The perspective from the cage was completely different from that on deck. Not only did I have a close up of their razor sharp teeth and those eerie, depthless eyes, but I could appreciate their lightning quick turns and agility that belied their size and bulk.
At 3 to 5 meters (9 to 15 feet) in length, they dwarfed the cage. Mix that with their weight (approximately 600 to 1,100 kilograms/1,300 to 2,400 pounds) and power, and you can well imagine the jolt I got every time they rammed my protective steel enclosure. Shockingly, I felt no fear. I was absolutely exhilarated and in complete awe.
When my time in the cage was over, I grudgingly crawled out of the water.
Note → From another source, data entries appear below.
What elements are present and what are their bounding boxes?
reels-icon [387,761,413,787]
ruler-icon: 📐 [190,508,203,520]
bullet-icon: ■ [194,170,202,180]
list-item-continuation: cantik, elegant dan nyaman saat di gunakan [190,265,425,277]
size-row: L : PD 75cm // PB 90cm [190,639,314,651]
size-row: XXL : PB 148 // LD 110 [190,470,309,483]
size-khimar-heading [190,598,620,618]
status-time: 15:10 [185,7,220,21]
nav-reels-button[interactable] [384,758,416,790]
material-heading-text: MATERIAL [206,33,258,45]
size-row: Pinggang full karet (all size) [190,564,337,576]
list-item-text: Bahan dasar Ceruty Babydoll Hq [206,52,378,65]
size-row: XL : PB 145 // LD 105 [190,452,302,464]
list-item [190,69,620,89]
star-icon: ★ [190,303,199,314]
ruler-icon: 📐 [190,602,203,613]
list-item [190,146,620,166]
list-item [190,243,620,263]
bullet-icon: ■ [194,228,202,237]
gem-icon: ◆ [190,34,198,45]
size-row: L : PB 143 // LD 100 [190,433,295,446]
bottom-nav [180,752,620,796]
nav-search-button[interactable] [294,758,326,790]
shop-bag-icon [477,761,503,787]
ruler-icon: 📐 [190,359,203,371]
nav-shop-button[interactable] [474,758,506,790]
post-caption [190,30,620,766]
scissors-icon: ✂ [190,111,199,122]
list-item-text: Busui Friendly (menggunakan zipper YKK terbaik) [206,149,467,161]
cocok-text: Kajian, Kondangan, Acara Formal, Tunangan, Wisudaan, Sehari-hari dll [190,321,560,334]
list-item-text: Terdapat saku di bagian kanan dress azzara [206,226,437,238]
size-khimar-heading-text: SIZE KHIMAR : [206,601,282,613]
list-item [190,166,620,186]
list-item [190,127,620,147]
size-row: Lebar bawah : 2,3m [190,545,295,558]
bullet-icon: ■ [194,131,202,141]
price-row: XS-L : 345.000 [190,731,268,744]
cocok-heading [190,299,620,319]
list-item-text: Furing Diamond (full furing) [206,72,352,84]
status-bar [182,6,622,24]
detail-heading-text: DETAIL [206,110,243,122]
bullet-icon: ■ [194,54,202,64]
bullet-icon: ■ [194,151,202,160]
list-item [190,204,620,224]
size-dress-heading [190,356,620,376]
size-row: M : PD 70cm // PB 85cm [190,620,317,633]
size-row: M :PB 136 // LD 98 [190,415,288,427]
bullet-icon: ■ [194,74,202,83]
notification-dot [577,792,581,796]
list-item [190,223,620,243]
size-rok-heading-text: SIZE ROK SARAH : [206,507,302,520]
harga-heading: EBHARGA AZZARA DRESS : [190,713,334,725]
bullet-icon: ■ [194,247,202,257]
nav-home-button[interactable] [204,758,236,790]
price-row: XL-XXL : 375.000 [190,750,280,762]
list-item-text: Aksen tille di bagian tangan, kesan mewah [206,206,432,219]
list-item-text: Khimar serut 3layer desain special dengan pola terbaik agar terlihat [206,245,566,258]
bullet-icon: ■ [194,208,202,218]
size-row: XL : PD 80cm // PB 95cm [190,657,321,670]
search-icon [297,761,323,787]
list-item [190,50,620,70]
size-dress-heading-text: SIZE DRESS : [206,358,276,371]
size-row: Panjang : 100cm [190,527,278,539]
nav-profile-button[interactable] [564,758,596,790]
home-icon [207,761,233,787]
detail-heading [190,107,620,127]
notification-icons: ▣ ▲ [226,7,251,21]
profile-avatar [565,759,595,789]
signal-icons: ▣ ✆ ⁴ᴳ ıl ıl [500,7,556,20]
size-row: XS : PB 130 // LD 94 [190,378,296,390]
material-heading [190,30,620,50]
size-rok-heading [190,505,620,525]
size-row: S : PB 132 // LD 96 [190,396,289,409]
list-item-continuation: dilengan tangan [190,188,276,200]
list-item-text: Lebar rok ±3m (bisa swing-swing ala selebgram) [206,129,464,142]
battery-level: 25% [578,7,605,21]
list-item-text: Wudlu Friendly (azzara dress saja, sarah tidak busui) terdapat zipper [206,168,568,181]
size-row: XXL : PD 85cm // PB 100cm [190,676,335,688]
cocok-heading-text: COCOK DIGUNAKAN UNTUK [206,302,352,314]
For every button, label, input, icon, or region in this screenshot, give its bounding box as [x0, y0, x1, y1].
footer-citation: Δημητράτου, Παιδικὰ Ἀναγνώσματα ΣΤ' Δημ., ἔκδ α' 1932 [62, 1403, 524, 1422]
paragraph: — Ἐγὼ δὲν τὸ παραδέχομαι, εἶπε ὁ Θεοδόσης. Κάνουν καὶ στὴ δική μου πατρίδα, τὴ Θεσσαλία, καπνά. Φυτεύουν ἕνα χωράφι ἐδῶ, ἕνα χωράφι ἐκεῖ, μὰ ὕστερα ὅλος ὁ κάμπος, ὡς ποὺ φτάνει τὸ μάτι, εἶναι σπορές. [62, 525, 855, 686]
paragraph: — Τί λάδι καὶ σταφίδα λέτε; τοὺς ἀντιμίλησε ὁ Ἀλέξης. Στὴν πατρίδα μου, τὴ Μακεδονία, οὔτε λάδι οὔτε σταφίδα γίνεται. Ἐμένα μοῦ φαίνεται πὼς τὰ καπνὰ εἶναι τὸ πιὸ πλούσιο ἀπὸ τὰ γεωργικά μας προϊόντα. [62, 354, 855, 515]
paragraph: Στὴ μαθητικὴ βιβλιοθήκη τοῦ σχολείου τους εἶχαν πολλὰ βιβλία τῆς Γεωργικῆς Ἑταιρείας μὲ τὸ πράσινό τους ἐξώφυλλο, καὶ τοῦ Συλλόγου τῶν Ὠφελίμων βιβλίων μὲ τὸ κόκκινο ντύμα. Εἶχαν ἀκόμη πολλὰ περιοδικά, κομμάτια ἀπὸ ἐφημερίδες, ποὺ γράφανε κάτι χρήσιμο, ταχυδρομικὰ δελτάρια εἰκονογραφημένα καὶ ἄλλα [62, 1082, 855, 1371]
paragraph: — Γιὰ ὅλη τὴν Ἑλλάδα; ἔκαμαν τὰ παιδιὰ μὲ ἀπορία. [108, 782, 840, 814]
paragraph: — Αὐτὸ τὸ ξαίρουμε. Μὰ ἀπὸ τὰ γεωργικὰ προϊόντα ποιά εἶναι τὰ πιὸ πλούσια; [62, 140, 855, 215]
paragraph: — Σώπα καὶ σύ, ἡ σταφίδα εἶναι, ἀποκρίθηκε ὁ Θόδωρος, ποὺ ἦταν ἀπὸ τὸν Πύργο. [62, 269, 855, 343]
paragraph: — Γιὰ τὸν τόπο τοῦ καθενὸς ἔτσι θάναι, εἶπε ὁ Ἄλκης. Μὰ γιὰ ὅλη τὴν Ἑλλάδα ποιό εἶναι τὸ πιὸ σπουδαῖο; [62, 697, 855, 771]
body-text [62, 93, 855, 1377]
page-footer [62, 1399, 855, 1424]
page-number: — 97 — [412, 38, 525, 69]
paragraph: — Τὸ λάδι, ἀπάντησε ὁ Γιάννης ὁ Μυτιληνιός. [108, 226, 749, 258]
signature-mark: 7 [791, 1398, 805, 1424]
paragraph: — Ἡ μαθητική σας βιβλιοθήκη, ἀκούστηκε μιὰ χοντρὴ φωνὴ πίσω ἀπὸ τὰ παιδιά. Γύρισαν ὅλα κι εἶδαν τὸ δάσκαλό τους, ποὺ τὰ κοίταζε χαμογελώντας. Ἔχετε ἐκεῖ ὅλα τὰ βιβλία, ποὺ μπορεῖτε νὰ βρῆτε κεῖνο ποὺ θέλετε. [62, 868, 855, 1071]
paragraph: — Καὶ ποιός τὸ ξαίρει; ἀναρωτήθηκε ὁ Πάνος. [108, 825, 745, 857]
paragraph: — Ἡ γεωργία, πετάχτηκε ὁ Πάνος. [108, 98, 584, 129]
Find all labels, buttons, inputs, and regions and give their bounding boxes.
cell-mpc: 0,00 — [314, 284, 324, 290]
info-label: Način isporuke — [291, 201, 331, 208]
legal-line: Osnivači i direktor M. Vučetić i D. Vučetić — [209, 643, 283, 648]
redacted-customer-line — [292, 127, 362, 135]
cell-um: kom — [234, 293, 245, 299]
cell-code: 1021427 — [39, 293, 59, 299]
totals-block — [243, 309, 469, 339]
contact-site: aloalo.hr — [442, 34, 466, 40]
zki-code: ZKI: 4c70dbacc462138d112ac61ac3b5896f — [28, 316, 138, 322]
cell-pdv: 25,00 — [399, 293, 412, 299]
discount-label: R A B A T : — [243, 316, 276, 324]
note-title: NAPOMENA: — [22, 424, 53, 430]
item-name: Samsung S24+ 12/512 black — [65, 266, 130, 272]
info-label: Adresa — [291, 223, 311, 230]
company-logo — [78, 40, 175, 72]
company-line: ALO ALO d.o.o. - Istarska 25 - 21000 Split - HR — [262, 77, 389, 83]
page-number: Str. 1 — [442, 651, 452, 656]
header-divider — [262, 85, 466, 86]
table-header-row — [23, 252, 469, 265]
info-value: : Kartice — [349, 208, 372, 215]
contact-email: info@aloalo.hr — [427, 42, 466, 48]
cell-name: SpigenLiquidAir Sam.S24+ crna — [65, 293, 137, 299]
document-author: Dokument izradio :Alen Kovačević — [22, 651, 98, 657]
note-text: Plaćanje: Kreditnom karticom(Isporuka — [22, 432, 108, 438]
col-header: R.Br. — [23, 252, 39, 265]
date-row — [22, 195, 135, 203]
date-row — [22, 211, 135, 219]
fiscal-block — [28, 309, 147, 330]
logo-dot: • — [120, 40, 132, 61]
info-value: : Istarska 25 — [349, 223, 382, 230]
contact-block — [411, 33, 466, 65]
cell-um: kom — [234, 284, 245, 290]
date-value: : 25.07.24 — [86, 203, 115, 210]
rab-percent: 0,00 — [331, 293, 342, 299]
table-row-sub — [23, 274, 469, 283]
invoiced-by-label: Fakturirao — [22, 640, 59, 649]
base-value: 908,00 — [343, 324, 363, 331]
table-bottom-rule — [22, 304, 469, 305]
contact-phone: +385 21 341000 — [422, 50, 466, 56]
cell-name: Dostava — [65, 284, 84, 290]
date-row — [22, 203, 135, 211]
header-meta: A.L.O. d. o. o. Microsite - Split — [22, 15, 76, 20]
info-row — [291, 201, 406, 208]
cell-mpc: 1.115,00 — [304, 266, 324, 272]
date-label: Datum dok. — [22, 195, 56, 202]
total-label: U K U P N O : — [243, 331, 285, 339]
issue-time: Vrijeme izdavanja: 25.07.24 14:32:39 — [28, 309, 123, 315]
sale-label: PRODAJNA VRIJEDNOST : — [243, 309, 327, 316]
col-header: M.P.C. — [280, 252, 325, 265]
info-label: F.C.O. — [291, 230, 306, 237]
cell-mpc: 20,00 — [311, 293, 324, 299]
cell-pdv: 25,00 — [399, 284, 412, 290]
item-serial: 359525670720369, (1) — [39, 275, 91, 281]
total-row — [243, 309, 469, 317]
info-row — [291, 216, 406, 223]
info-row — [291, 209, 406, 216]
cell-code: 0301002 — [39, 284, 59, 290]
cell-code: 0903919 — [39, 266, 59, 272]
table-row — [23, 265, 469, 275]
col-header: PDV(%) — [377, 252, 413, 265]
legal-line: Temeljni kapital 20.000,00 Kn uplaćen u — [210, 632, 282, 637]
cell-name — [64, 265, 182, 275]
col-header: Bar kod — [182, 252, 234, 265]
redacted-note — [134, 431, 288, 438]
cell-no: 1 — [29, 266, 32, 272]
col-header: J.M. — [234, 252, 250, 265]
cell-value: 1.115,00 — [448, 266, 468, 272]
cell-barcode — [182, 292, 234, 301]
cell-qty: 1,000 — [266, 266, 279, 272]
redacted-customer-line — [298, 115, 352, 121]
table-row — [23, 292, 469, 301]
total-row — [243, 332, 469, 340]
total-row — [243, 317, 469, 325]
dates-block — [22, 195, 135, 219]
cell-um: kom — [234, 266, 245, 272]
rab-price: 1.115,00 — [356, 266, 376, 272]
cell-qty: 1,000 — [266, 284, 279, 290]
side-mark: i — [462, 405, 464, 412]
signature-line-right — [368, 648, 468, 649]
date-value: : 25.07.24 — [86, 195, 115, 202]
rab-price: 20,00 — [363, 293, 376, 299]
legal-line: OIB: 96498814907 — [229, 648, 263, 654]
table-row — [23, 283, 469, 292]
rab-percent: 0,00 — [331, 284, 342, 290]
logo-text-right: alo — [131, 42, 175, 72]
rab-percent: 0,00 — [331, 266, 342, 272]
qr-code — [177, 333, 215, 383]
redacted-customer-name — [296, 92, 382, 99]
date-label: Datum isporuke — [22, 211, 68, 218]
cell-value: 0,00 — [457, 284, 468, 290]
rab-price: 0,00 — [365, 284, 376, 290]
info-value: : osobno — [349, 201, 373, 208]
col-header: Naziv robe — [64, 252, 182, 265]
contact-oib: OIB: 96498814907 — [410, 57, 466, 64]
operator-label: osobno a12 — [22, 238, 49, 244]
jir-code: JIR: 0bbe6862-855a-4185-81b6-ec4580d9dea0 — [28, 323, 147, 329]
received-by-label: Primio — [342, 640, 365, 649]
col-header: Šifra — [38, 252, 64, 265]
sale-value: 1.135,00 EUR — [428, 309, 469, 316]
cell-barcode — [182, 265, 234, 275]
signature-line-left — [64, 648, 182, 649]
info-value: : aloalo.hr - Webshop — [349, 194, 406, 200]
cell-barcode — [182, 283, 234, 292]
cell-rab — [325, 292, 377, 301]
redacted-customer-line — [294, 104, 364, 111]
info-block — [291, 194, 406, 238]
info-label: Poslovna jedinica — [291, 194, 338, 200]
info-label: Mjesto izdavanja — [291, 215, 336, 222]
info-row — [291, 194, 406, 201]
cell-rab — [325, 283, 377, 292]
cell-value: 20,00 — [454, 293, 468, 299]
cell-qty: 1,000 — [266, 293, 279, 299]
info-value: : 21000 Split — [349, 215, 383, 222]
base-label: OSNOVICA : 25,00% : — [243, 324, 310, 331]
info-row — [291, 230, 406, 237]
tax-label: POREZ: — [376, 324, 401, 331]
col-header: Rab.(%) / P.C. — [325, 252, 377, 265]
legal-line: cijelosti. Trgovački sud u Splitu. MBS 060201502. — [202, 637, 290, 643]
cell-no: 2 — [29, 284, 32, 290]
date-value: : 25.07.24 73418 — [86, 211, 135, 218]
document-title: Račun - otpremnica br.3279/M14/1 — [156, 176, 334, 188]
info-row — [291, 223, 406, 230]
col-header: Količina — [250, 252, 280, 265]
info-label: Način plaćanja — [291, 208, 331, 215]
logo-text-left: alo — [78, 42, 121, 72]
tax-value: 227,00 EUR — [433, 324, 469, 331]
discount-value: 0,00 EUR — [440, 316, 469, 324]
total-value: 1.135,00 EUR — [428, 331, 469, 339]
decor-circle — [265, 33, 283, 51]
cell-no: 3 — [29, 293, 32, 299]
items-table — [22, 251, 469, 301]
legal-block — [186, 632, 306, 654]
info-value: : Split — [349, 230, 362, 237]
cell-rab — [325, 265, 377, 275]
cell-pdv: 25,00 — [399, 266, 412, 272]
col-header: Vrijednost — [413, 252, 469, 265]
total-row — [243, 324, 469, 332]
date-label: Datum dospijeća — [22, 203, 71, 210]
I spent the first ten minutes on deck in the fetal position, willing blood back into my extremities. Once again dry and no longer life-threateningly cold, the enormity of what I’d done and, more importantly, my reaction to it sank in.
I had faced the great whites. I had stared my greatest fear in the face – literally. And I wanted to do it again.
Since this experience, I have dove on a number of occasions. While the sight of a shark does not entice me to chase it down and try to pet it, as some of my more suicidal friends attempt to do, neither do I feel that overwhelming urge to inflate my BCD and rocket to the surface. Instead, I watch them glide by with a newfound appreciation. After taking a few slow, deep breaths, of course.